Help with intersecting nodes query

First, I am continuously learning new ways in Neo4j and APOC, have tried ingesting from CSVs and exporting using APOC and querying methods. I am also researching knowledge sites as I learn and explore methods in Desktop 1.3.x

For this type of query, I have ingested data like the pattern below. I am unable to find a path and list all Schools and Games that are common between Child 1 and Child 2, for example. I tried to follow the apoc.coll.intersection example on this link but could not replicate and result was , not sure if it applies to this case, Performing match intersection - Knowledge Base

Appreciate any suggestions or solution as I tried [*1..2] and [*1..3], obviously with different results, not sure if either is correct to use.
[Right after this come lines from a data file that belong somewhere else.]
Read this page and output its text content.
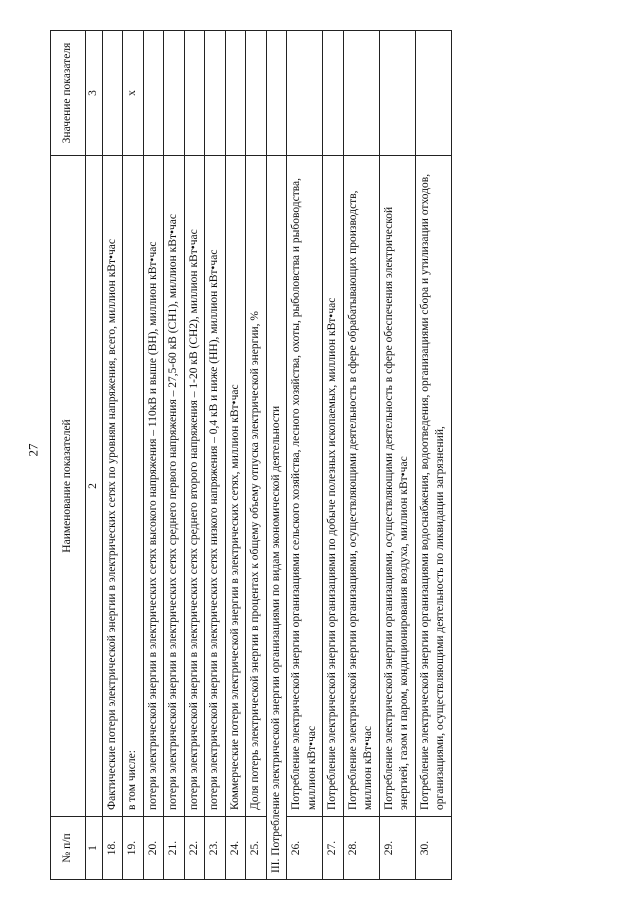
27
№ п/п	Наименование показателей	Значение показателя
1	2	3
18.	Фактические потери электрической энергии в электрических сетях по уровням напряжения, всего, миллион кВт•час	
19.	в том числе:	x
20.	потери электрической энергии в электрических сетях высокого напряжения – 110кВ и выше (ВН), миллион кВт•час	
21.	потери электрической энергии в электрических сетях среднего первого напряжения – 27,5-60 кВ (СН1), миллион кВт•час	
22.	потери электрической энергии в электрических сетях среднего второго напряжения – 1-20 кВ (СН2), миллион кВт•час	
23.	потери электрической энергии в электрических сетях низкого напряжения – 0,4 кВ и ниже (НН), миллион кВт•час	
24.	Коммерческие потери электрической энергии в электрических сетях, миллион кВт•час	
25.	Доля потерь электрической энергии в процентах к общему объему отпуска электрической энергии, %	
III. Потребление электрической энергии организациями по видам экономической деятельности		
26.	Потребление электрической энергии организациями сельского хозяйства, лесного хозяйства, охоты, рыболовства и рыбоводства, миллион кВт•час	
27.	Потребление электрической энергии организациями по добыче полезных ископаемых, миллион кВт•час	
28.	Потребление электрической энергии организациями, осуществляющими деятельность в сфере обрабатывающих производств, миллион кВт•час	
29.	Потребление электрической энергии организациями, осуществляющими деятельность в сфере обеспечения электрической энергией, газом и паром, кондиционирования воздуха, миллион кВт•час	
30.	Потребление электрической энергии организациями водоснабжения, водоотведения, организациями сбора и утилизации отходов, организациями, осуществляющими деятельность по ликвидации загрязнений,	
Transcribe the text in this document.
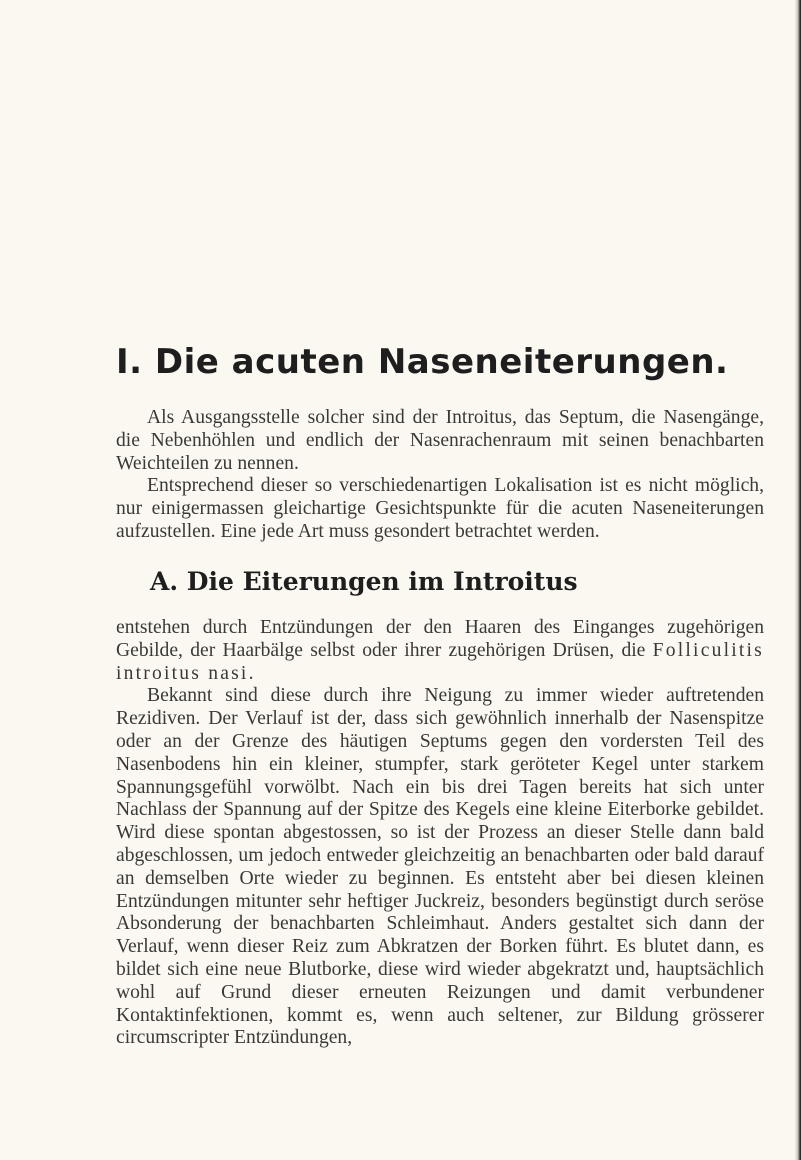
I. Die acuten Naseneiterungen.

Als Ausgangsstelle solcher sind der Introitus, das Septum, die Nasengänge, die Nebenhöhlen und endlich der Nasenrachenraum mit seinen benachbarten Weichteilen zu nennen.

Entsprechend dieser so verschiedenartigen Lokalisation ist es nicht möglich, nur einigermassen gleichartige Gesichtspunkte für die acuten Naseneiterungen aufzustellen. Eine jede Art muss gesondert betrachtet werden.

A. Die Eiterungen im Introitus

entstehen durch Entzündungen der den Haaren des Einganges zugehörigen Gebilde, der Haarbälge selbst oder ihrer zugehörigen Drüsen, die Folliculitis introitus nasi.

Bekannt sind diese durch ihre Neigung zu immer wieder auftretenden Rezidiven. Der Verlauf ist der, dass sich gewöhnlich innerhalb der Nasenspitze oder an der Grenze des häutigen Septums gegen den vordersten Teil des Nasenbodens hin ein kleiner, stumpfer, stark geröteter Kegel unter starkem Spannungsgefühl vorwölbt. Nach ein bis drei Tagen bereits hat sich unter Nachlass der Spannung auf der Spitze des Kegels eine kleine Eiterborke gebildet. Wird diese spontan abgestossen, so ist der Prozess an dieser Stelle dann bald abgeschlossen, um jedoch entweder gleichzeitig an benachbarten oder bald darauf an demselben Orte wieder zu beginnen. Es entsteht aber bei diesen kleinen Entzündungen mitunter sehr heftiger Juckreiz, besonders begünstigt durch seröse Absonderung der benachbarten Schleimhaut. Anders gestaltet sich dann der Verlauf, wenn dieser Reiz zum Abkratzen der Borken führt. Es blutet dann, es bildet sich eine neue Blutborke, diese wird wieder abgekratzt und, hauptsächlich wohl auf Grund dieser erneuten Reizungen und damit verbundener Kontaktinfektionen, kommt es, wenn auch seltener, zur Bildung grösserer circumscripter Entzündungen,
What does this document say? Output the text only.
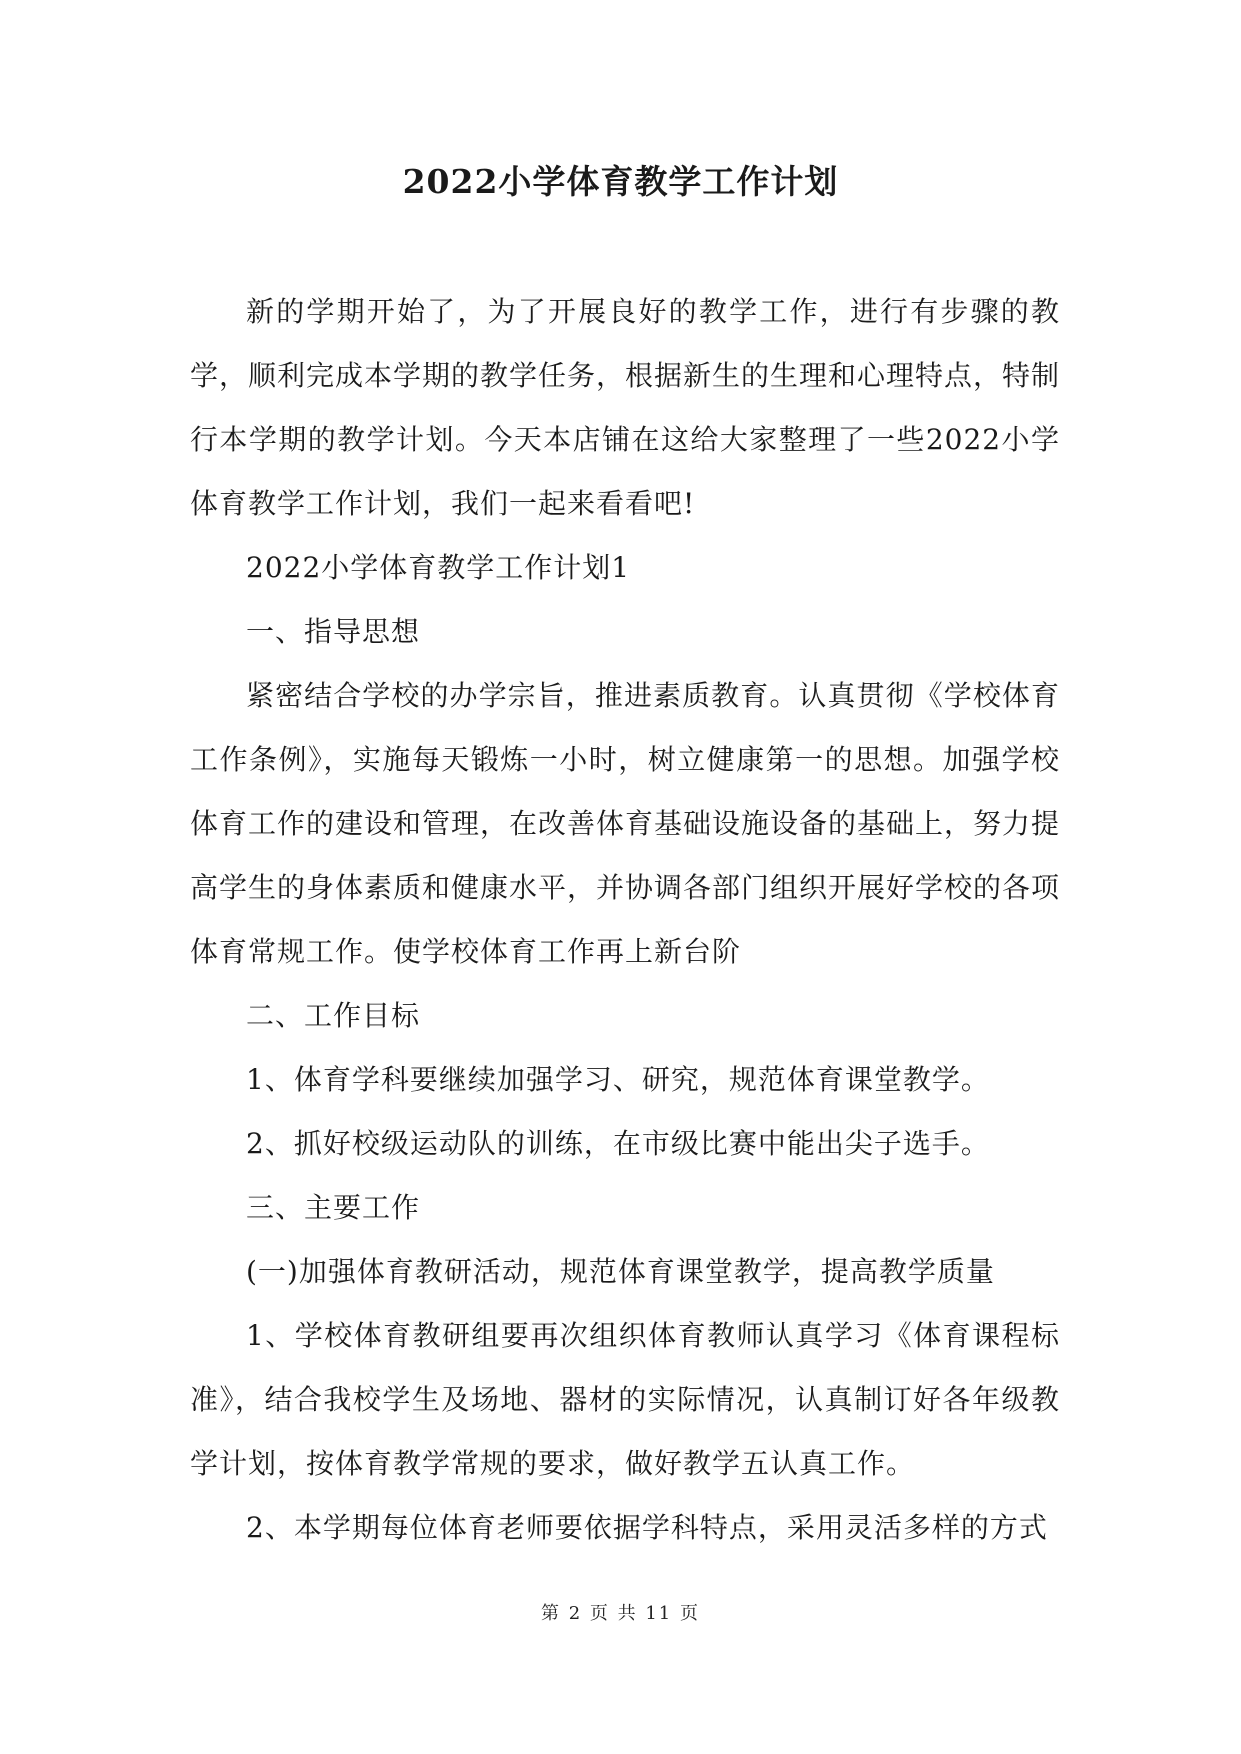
2022小学体育教学工作计划

新的学期开始了，为了开展良好的教学工作，进行有步骤的教学，顺利完成本学期的教学任务，根据新生的生理和心理特点，特制行本学期的教学计划。今天本店铺在这给大家整理了一些2022小学体育教学工作计划，我们一起来看看吧!

2022小学体育教学工作计划1

一、指导思想

紧密结合学校的办学宗旨，推进素质教育。认真贯彻《学校体育工作条例》，实施每天锻炼一小时，树立健康第一的思想。加强学校体育工作的建设和管理，在改善体育基础设施设备的基础上，努力提高学生的身体素质和健康水平，并协调各部门组织开展好学校的各项体育常规工作。使学校体育工作再上新台阶

二、工作目标

1、体育学科要继续加强学习、研究，规范体育课堂教学。

2、抓好校级运动队的训练，在市级比赛中能出尖子选手。

三、主要工作

(一)加强体育教研活动，规范体育课堂教学，提高教学质量

1、学校体育教研组要再次组织体育教师认真学习《体育课程标准》，结合我校学生及场地、器材的实际情况，认真制订好各年级教学计划，按体育教学常规的要求，做好教学五认真工作。

2、本学期每位体育老师要依据学科特点，采用灵活多样的方式

第 2 页 共 11 页
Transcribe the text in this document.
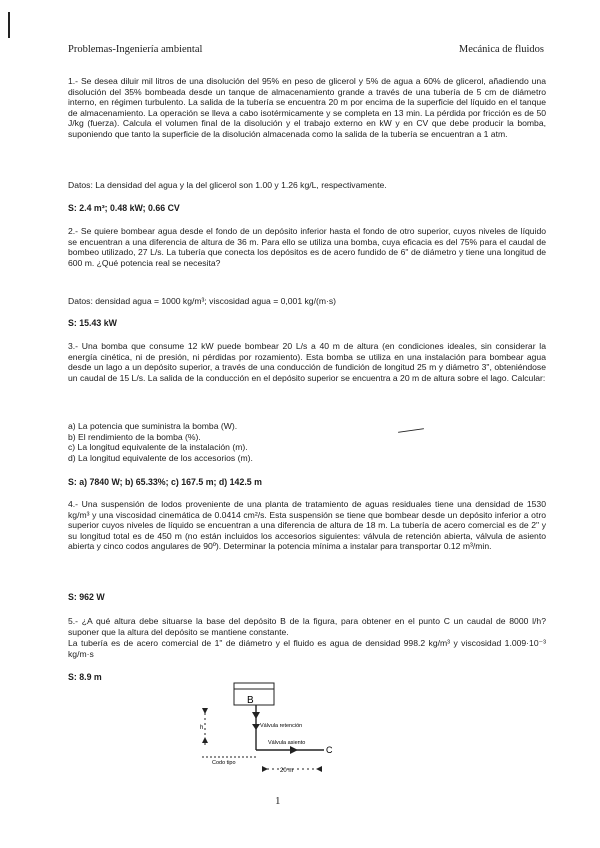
Problemas-Ingeniería ambiental	Mecánica de fluidos
1.- Se desea diluir mil litros de una disolución del 95% en peso de glicerol y 5% de agua a 60% de glicerol, añadiendo una disolución del 35% bombeada desde un tanque de almacenamiento grande a través de una tubería de 5 cm de diámetro interno, en régimen turbulento. La salida de la tubería se encuentra 20 m por encima de la superficie del líquido en el tanque de almacenamiento. La operación se lleva a cabo isotérmicamente y se completa en 13 min. La pérdida por fricción es de 50 J/kg (fuerza). Calcula el volumen final de la disolución y el trabajo externo en kW y en CV que debe producir la bomba, suponiendo que tanto la superficie de la disolución almacenada como la salida de la tubería se encuentran a 1 atm.
Datos: La densidad del agua y la del glicerol son 1.00 y 1.26 kg/L, respectivamente.
S: 2.4 m³; 0.48 kW; 0.66 CV
2.- Se quiere bombear agua desde el fondo de un depósito inferior hasta el fondo de otro superior, cuyos niveles de líquido se encuentran a una diferencia de altura de 36 m. Para ello se utiliza una bomba, cuya eficacia es del 75% para el caudal de bombeo utilizado, 27 L/s. La tubería que conecta los depósitos es de acero fundido de 6" de diámetro y tiene una longitud de 600 m. ¿Qué potencia real se necesita?
Datos: densidad agua = 1000 kg/m³; viscosidad agua = 0,001 kg/(m·s)
S: 15.43 kW
3.- Una bomba que consume 12 kW puede bombear 20 L/s a 40 m de altura (en condiciones ideales, sin considerar la energía cinética, ni de presión, ni pérdidas por rozamiento). Esta bomba se utiliza en una instalación para bombear agua desde un lago a un depósito superior, a través de una conducción de fundición de longitud 25 m y diámetro 3", obteniéndose un caudal de 15 L/s. La salida de la conducción en el depósito superior se encuentra a 20 m de altura sobre el lago. Calcular:
a) La potencia que suministra la bomba (W).
b) El rendimiento de la bomba (%).
c) La longitud equivalente de la instalación (m).
d) La longitud equivalente de los accesorios (m).
S: a) 7840 W; b) 65.33%; c) 167.5 m; d) 142.5 m
4.- Una suspensión de lodos proveniente de una planta de tratamiento de aguas residuales tiene una densidad de 1530 kg/m³ y una viscosidad cinemática de 0.0414 cm²/s. Esta suspensión se tiene que bombear desde un depósito inferior a otro superior cuyos niveles de líquido se encuentran a una diferencia de altura de 18 m. La tubería de acero comercial es de 2" y su longitud total es de 450 m (no están incluidos los accesorios siguientes: válvula de retención abierta, válvula de asiento abierta y cinco codos angulares de 90º). Determinar la potencia mínima a instalar para transportar 0.12 m³/min.
S: 962 W
5.- ¿A qué altura debe situarse la base del depósito B de la figura, para obtener en el punto C un caudal de 8000 l/h? suponer que la altura del depósito se mantiene constante.
La tubería es de acero comercial de 1" de diámetro y el fluido es agua de densidad 998.2 kg/m³ y viscosidad 1.009·10⁻³ kg/m·s
S: 8.9 m
B
C
h	Válvula retención
Válvula asiento
Codo tipo
20 m
1
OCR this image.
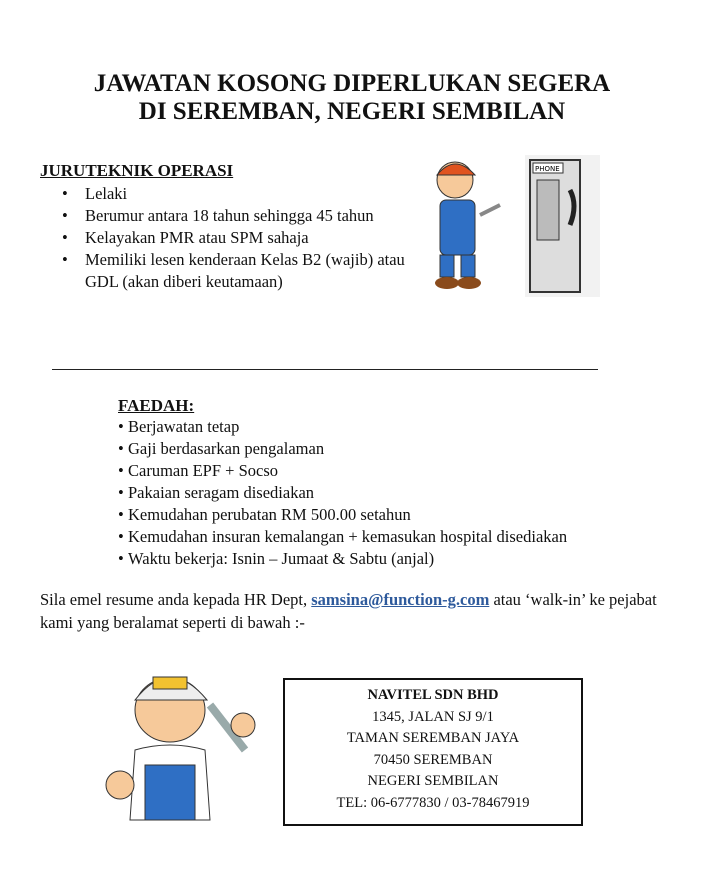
JAWATAN KOSONG DIPERLUKAN SEGERA
DI SEREMBAN, NEGERI SEMBILAN
JURUTEKNIK OPERASI
• Lelaki
• Berumur antara 18 tahun sehingga 45 tahun
• Kelayakan PMR atau SPM sahaja
• Memiliki lesen kenderaan Kelas B2 (wajib) atau GDL (akan diberi keutamaan)
PHONE
FAEDAH:
• Berjawatan tetap
• Gaji berdasarkan pengalaman
• Caruman EPF + Socso
• Pakaian seragam disediakan
• Kemudahan perubatan RM 500.00 setahun
• Kemudahan insuran kemalangan + kemasukan hospital disediakan
• Waktu bekerja: Isnin – Jumaat & Sabtu (anjal)
Sila emel resume anda kepada HR Dept, samsina@function-g.com atau ‘walk-in’ ke pejabat kami yang beralamat seperti di bawah :-
NAVITEL SDN BHD
1345, JALAN SJ 9/1
TAMAN SEREMBAN JAYA
70450 SEREMBAN
NEGERI SEMBILAN
TEL: 06-6777830 / 03-78467919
MATCH path = (Parents:PARENT)-[*1..3]-(Games:GAME)
where Parents.name=“Child1" OR Parents.name=“Child2"
RETURN path

How does the solution change to know the path and list all Games (regardless of Schools) that are common between Child 1 and Child 2?

Thanks for your help.

Find the path:
match (p:Parent)
CALL apoc.path.spanningTree(p,{maxLevel:3}) YIELD path
return path

Find the number of children playing the same game:
match (p:Parent)-[]->(c:Child)-[]->(s:School)-[]->(f:Plays)
with p.name as parent, f.name as plays, count(distinct c.name) as cnt
return parent, plays, cnt order by cnt desc

Result:

Thanks ameyasoft for your suggestion on the cypher. I am trying to understand the apoc.path.spanningTree results and what it does by including where clause. I also tried the second query and again, am trying to understand the results as it shows me the counts and I am trying to list out the nodes, relationships, and show the graph. So, I am trying variations. Still learning.

I checked on requirements so am going to try present here again. The School to Game is a 1-to-1 relationship not 1-to-many as it shows in my drawing. That's a correction.

The data is like this:
Child1, School1, Soccer
Child1, School2, Rugby
Child1, School3, Football
Child2, School1, Soccer
Child2, School2, Rugby
Child2, School4, Swimming
Child2, School4, Football

Query 1). Show graph output where the Schools AND Games both match for Child1 and Child2
Resulting graph shows 6 nodes and 6 relationships

Nodes: (2 Children, 2 Schools, and 2 Games) = 6

Relationships: (4 between Children and Schools) + (2 between Schools and Games) = 6
Child1, School1, Soccer

Child2, School1, Soccer

Child1, School2, Rugby

Child2, School2, Rugby

Query 2). Show graph output where the Game is common for Child1 and Child2, regardless of the Schools

Resulting graph shows 2 additional paths

Child1, School1, Soccer

Child2, School1, Soccer

Child1, School2, Rugby

Child2, School2, Rugby

Child1, School3, Football

Child2, School4, Football

Greatly appreciate any further suggestions.

Try this:
Query 1:

match (c:Child)-[]->(a:School)
where c.name = "C1"
match (d:Child)-[]->(a) 
where d.name = "C2"
match (a)-[]->(g:Game)        
return c, d, a, g
//c.name, d.name, a.name, g.name

Query 2:

match (g:Game)
match (a:Child)-[]->()-[]->(g)
where a.name = "C1"
match (b:Child)-[]->()-[]->(g)
where b.name = "C2"    
return a, b, g 
//a.name, b.name, g.name  

Awesome, Thanks. Perfect solution and it worked with no changes for Query 1 and with a minor change to Query 2.

In general, I am not sure I understand the difference between using
where c.name = "C1" or c.name = "C2" (//OR vs. AND)

vs. splitting them as below with two match statements

match ...
where c.name = "C1"
match ...
where d.name = "C2"

For Query 2, the results with no changes gave me the Child nodes C1 and C2 and Games but no relationships in the graph. So, I tried changing as below and it worked.

added school in the middle for both match statements
match (a:Child)-->(s:School)-->(g)
...
match (b:Child)-->(t:School)-->(g)

I am constantly learning and always looking for pointers to solve complex queries that I know are coming.

In general, I am not sure I understand the difference between using
where c.name = "C1" or c.name = "C2" (//OR vs. AND)

A. First we have to collect all the games child C1 plays. Then we will check to see if child C2 has played any games that child C1 plays.